Right!  Hopefully this is the final time that I'll have to address this particular matter, but time will tell - as it has a habit of doing.  I have now irrefutably demonstrated that the blogger concerned has distorted the truth in his version of events and now stands exposed as the wilful manipulator of the facts that he is.  In short, a liar!

2 comments:

DeadSpiderEye said...

They call it, equivocation, that is: to deliberately mislead without promulgating a literal lie. You see it a lot in public life, especially from politicians, who more often than not regard their record of the practice, with a certain amount of self satisfaction. I believe the word originates from the Catholic doctrine, where to lie is a mortal sin, dispensation was granted to priests facing torture during the upheavals of European reformations, to "Equivocate" to confound their captors, that's the legend anyway.

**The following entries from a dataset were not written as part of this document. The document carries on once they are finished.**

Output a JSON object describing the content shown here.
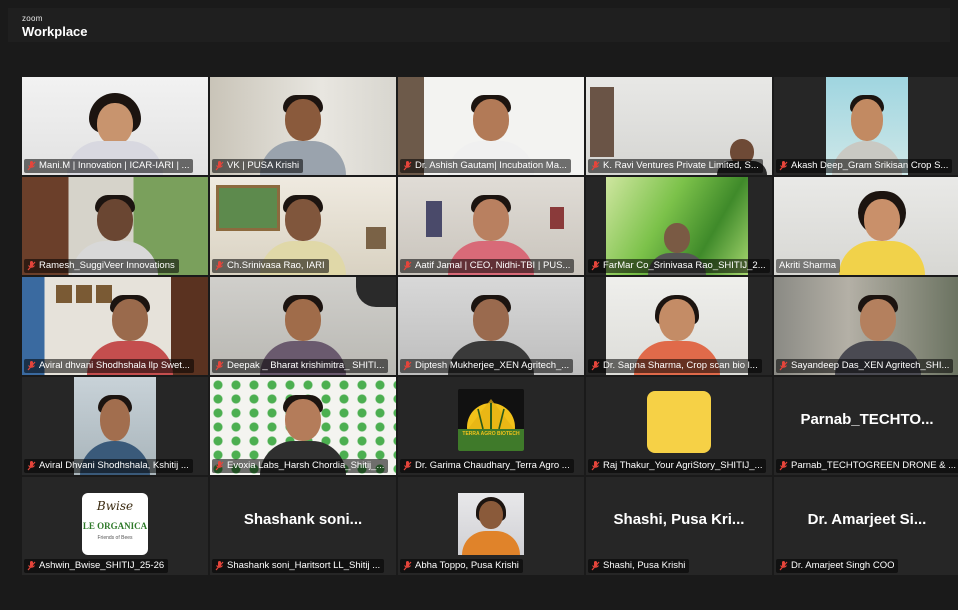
{
  "app": {
    "brand_small": "zoom",
    "brand_big": "Workplace"
  },
  "colors": {
    "background": "#1a1a1a",
    "tile": "#262626",
    "speaking_border": "#3ecf6b",
    "muted_icon": "#e5453b"
  },
  "tiles": [
    {
      "name": "Mani.M | Innovation | ICAR-IARI | ..."
    },
    {
      "name": "VK | PUSA Krishi"
    },
    {
      "name": "Dr. Ashish Gautam| Incubation Ma..."
    },
    {
      "name": "K. Ravi Ventures Private Limited, S..."
    },
    {
      "name": "Akash Deep_Gram Srikisan Crop S..."
    },
    {
      "name": "Ramesh_SuggiVeer Innovations"
    },
    {
      "name": "Ch.Srinivasa Rao, IARI"
    },
    {
      "name": "Aatif Jamal | CEO, Nidhi-TBI | PUS..."
    },
    {
      "name": "FarMar Co_Srinivasa Rao_SHITIJ_2..."
    },
    {
      "name": "Akriti Sharma"
    },
    {
      "name": "Aviral dhvani Shodhshala llp Swet..."
    },
    {
      "name": "Deepak _ Bharat krishimitra_ SHITI..."
    },
    {
      "name": "Diptesh Mukherjee_XEN Agritech_..."
    },
    {
      "name": "Dr. Sapna Sharma, Crop scan bio l..."
    },
    {
      "name": "Sayandeep Das_XEN Agritech_SHI..."
    },
    {
      "name": "Aviral Dhvani Shodhshala, Kshitij ..."
    },
    {
      "name": "Evoxia Labs_Harsh Chordia_Shitij_..."
    },
    {
      "name": "Dr. Garima Chaudhary_Terra Agro ..."
    },
    {
      "name": "Raj Thakur_Your AgriStory_SHITIJ_..."
    },
    {
      "name": "Parnab_TECHTOGREEN DRONE & ...",
      "display": "Parnab_TECHTO..."
    },
    {
      "name": "Ashwin_Bwise_SHITIJ_25-26"
    },
    {
      "name": "Shashank soni_Haritsort LL_Shitij ...",
      "display": "Shashank soni..."
    },
    {
      "name": "Abha Toppo, Pusa Krishi"
    },
    {
      "name": "Shashi, Pusa Krishi",
      "display": "Shashi, Pusa Kri..."
    },
    {
      "name": "Dr. Amarjeet Singh COO",
      "display": "Dr. Amarjeet Si..."
    }
  ],
  "logos": {
    "terra": "TERRA AGRO BIOTECH",
    "organica_main": "LE ORGANICA",
    "organica_sub": "Friends of Bees",
    "organica_script": "Bwise"
  }
}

Today of course it's the stock & trade of every lawyer, politician, banker and insurance salesman. Of course it's dishonest and it's no less a lie than more direct deceit but the funny thing about habitual liars is that have this bizarre need to deny their dishonesty, not just to others, which is obvious, but to themselves. Equivocation eases that process, I think psychologists might label such as: cognitive dissonance or false consciousness. The cure is to force the perpetrator to face the consequence of their own dishonesty. Unfortunately a good liar knows that an untruth has more power when others are invested in that deceit, so the "truth" becomes a product of a warped kind of -democracy- where it's assigned through a head count, rather than its relationship to reality.

Kid said...

Nicely stated, DSE. The person involved may not think of himself as lying because, in his mind, he's merely stating a 'fact'. However, that 'fact', shorn of its context, creates an impression that is far from the truth. I'm perhaps being far too generous - he probably does know he's lying, but doesn't care as he's in pursuit of an agenda.